Hoe normaal normaal is als iedereen je, ondanks een gebrek aan uitzonderlijke kwaliteiten of groot sociaal overwicht, vanzelfsprekend accepteert. Hoe voor de hand het eigenlijk ligt als het voor de hand liggend lijkt dat fans zo’n vijftien jaar na je laatste wedstrijd binnen een paar dagen meer dan een ton inzamelen om je familie te helpen een uitvaart te organiseren en de prijzige medische zorg voor je zoon te kunnen voortzetten.

Hoe vanzelfsprekend het is als het vanzelfsprekend is dat iedere voetballiefhebber in Nederland even verdrietig was bij het horen van het overlijdensbericht, en even moest glimlachen bij de herinnering aan die keer dat je boven de twee keer zo grote Jan Koller uittorende om de bal weg te koppen, in wat toch wel de wedstrijd van je leven moet zijn geweest, en hoe je achteraf zei dat het De Heer was geweest die je vleugels gaf.

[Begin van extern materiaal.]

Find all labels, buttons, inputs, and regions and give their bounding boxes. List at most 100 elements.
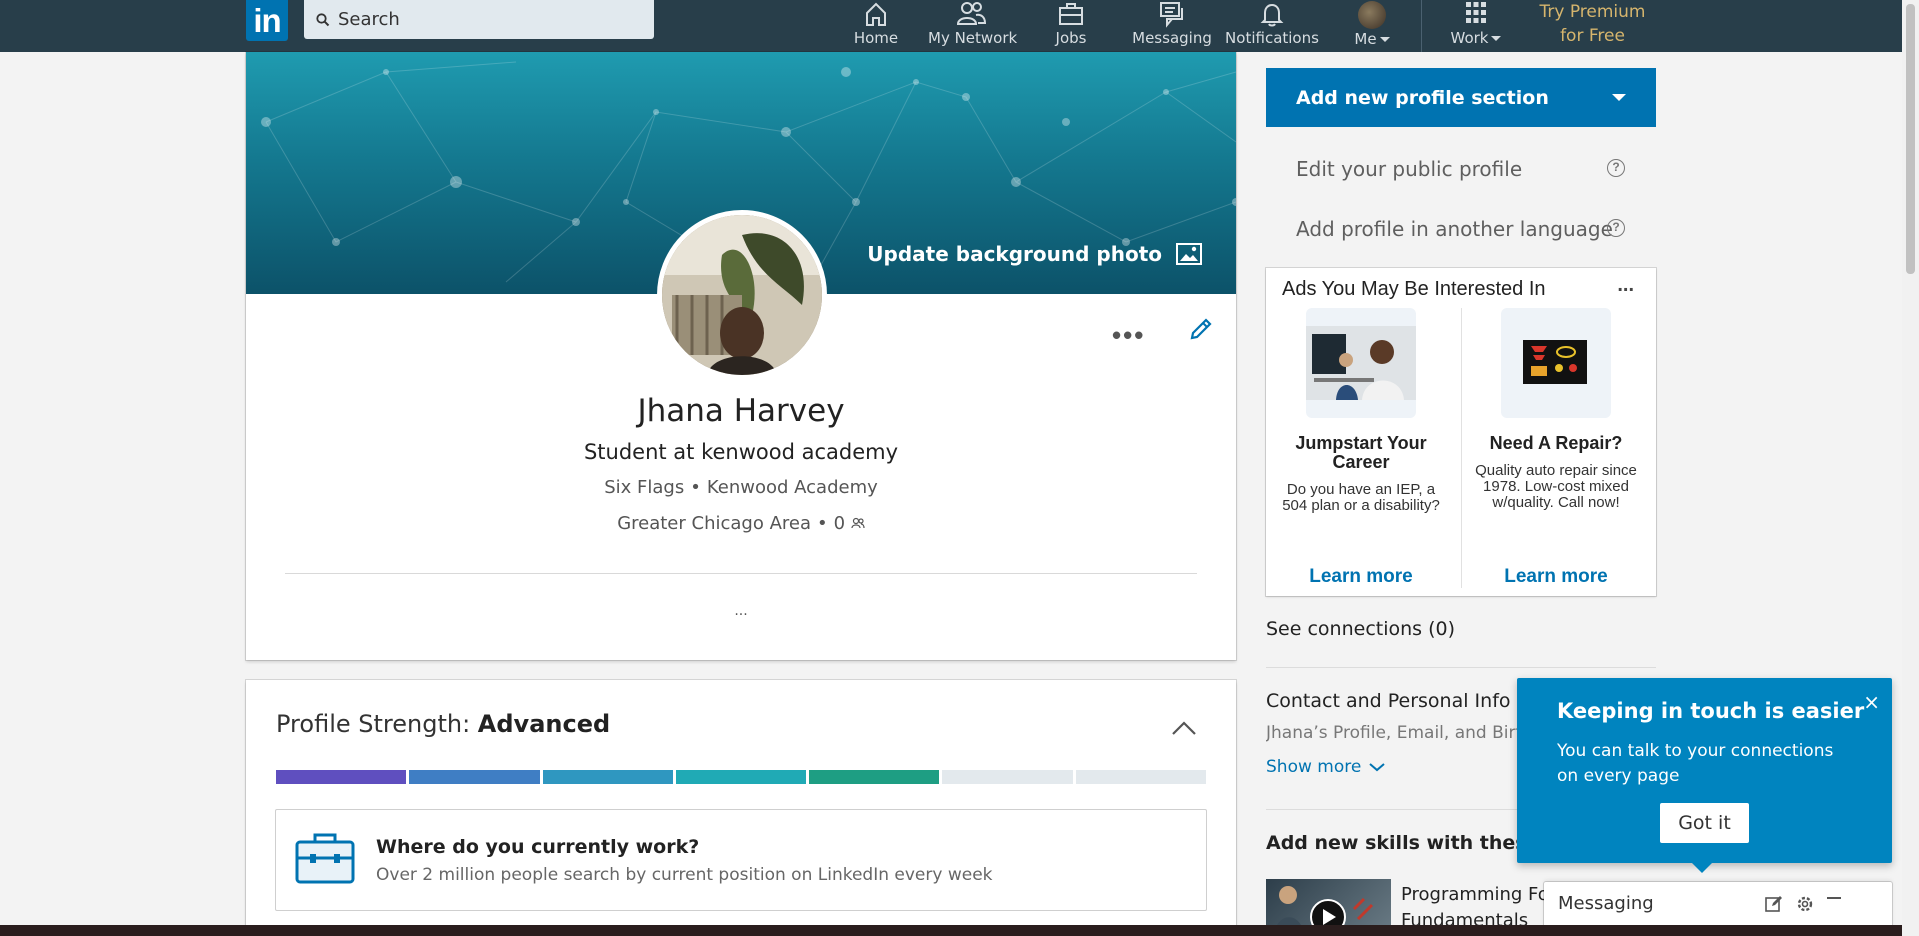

Dat is niet gewoon, niet normaal, niet vanzelfsprekend en niet voor de hand liggend.

Nee, een onbetwiste topspeler werd hij nooit, maar Gyan bezat een groter, veel zeldzamer talent: hij was in staat van een club een gemeenschap te maken

Christian Gyan was een uitzonderlijke voetballer. Aanvankelijk leek hij het soort cultheld waarvan er in De Kuip altijd wel eentje rondbanjert, omdat Feyenoorders nu eenmaal een uitstekend ontwikkeld gevoel voor het tragikomische bezitten – en Feyenoord-scouts vaak ook echte Feyenoorders zijn. Maar naarmate de jaren verstreken, stak de liefde voor Gyan de grens van geamuseerde verbazing over, de aanvankelijke verwondering groeide uit tot grenzeloze bewondering.

Nee, een onbetwiste topspeler werd hij nooit – net als zijn land en -ploeggenoot Patrick Allotey (die in 2007 stierf, 28 jaar jong) – maar Gyan bezat een groter, veel zeldzamer talent: hij was in staat van een club een gemeenschap te maken. Zonder dat hij het zelf doorhad, droeg hij tot lang nadat hij gestopt was bij aan het gevoel van Feyenoord als club, en het idee van voetbal als een sport waarin ook plek kan zijn voor zachtaardige mensen met een ijzeren volharding.

Hij was de vertegenwoordiger van het normale tussen al het vreemde, van het lieve in een wereld waarin lief te zelden een aanbeveling is. Van mensen als hij zijn er overal altijd nét te weinig. Dat hij postuum nog altijd zo veel mensen samenbrengt, bewijst dat profvoetbal niet ophoudt bij een wedstrijdje op zondagmiddag, en dat er altijd nood blijft aan mensen die doodgewoon volhardend kunnen zijn, en op die manier zomaar uitzonderlijk kunnen worden.